Nicaragua canal promoter to build Ukraine ports

Chinese businessman spearheading Nicaragua canal to help build Black Sea ports for Ukraine

BEIJING (AP) -- The Chinese businessman best known for winning a contract to build a canal across Nicaragua announced he will spearhead a $3 billion joint venture to construct a deep-water port and refurbish the Sevastopol port on Ukraine's Crimean Peninsula.

Wang Jing made the announcement Thursday in Beijing around the time of a meeting in the Chinese capital between embattled Ukrainian President Viktor Yanukovych and Chinese leader Xi Jinping.

Yanukovych's visit aimed to gain Chinese support for Ukraine's battered economy. The country's economic malaise has helped fuel ongoing massive anti-government protests in the capital, Kiev, demanding the government's resignation.

Wang, who made his fortune in finance and mining, also runs telecommunications firm Xinwei, which has operations in several countries including Nicaragua and Ukraine.

He was little known even in China until shooting to fame in June after securing rights from the Nicaraguan government to build and operate a $50 billion shipping channel through the country to rival the Panama Canal. Skepticism and outright disbelief have poured in about Wang and the canal, which Wang has promised will break ground in 2014. On Thursday, he insisted that the canal project is progressing and said experience from that construction would help him with the Crimean port project.

The Ukrainian project is to be a joint venture with a company named Kievgidroinvest. Its initial $3 billion phase is to include an economic development zone with industrial parks. The second phase, estimated at $7 billion, would include an oil refinery, liquid natural gas plant, airport and shipyard.

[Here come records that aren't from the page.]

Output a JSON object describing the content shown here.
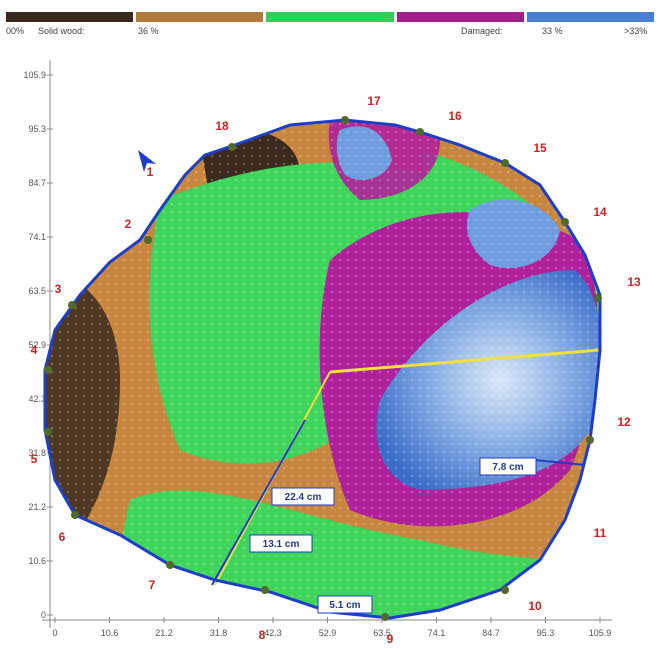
{
  "colorbar": {
    "colors": [
      "#3a2a1e",
      "#b07a3a",
      "#2fcf5a",
      "#a0208a",
      "#4a7fd4"
    ],
    "labels": {
      "left": "00%",
      "solid": "Solid wood:",
      "solid_pct": "36 %",
      "damaged": "Damaged:",
      "damaged_pct": "33 %",
      "right": ">33%"
    }
  },
  "axis": {
    "x_ticks": [
      "0",
      "10.6",
      "21.2",
      "31.8",
      "42.3",
      "52.9",
      "63.5",
      "74.1",
      "84.7",
      "95.3",
      "105.9"
    ],
    "y_ticks": [
      "105.9",
      "95.3",
      "84.7",
      "74.1",
      "63.5",
      "52.9",
      "42.3",
      "31.8",
      "21.2",
      "10.6",
      "0"
    ]
  },
  "nodes": [
    "1",
    "2",
    "3",
    "4",
    "5",
    "6",
    "7",
    "8",
    "9",
    "10",
    "11",
    "12",
    "13",
    "14",
    "15",
    "16",
    "17",
    "18"
  ],
  "measurements": {
    "path_long": "22.4 cm",
    "path_mid": "13.1 cm",
    "path_short": "5.1 cm",
    "path_right": "7.8 cm"
  },
  "colors": {
    "outline": "#1f3ec8",
    "solid_dark": "#3a2a1e",
    "solid": "#c8873f",
    "healthy": "#3fd45a",
    "damaged": "#b0209a",
    "cavity": "#4a80d4",
    "cavity_light": "#cfe0f2",
    "yellow_line": "#f0e040",
    "node_color": "#cc2222",
    "sensor": "#4f6a2a"
  }
}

Wang said the project will break ground by the end of 2014 and the first phase of construction would conclude within two years.

Yanukovych heralded the strategic partnership between the two countries during his meeting with Xi at Beijing's Great Hall of the People, where China's legislature meets.

Following the talks, the two presidents oversaw the signing of a number of agreements in air travel, alternative energy, coal and tourism. No details or values for the deals were provided.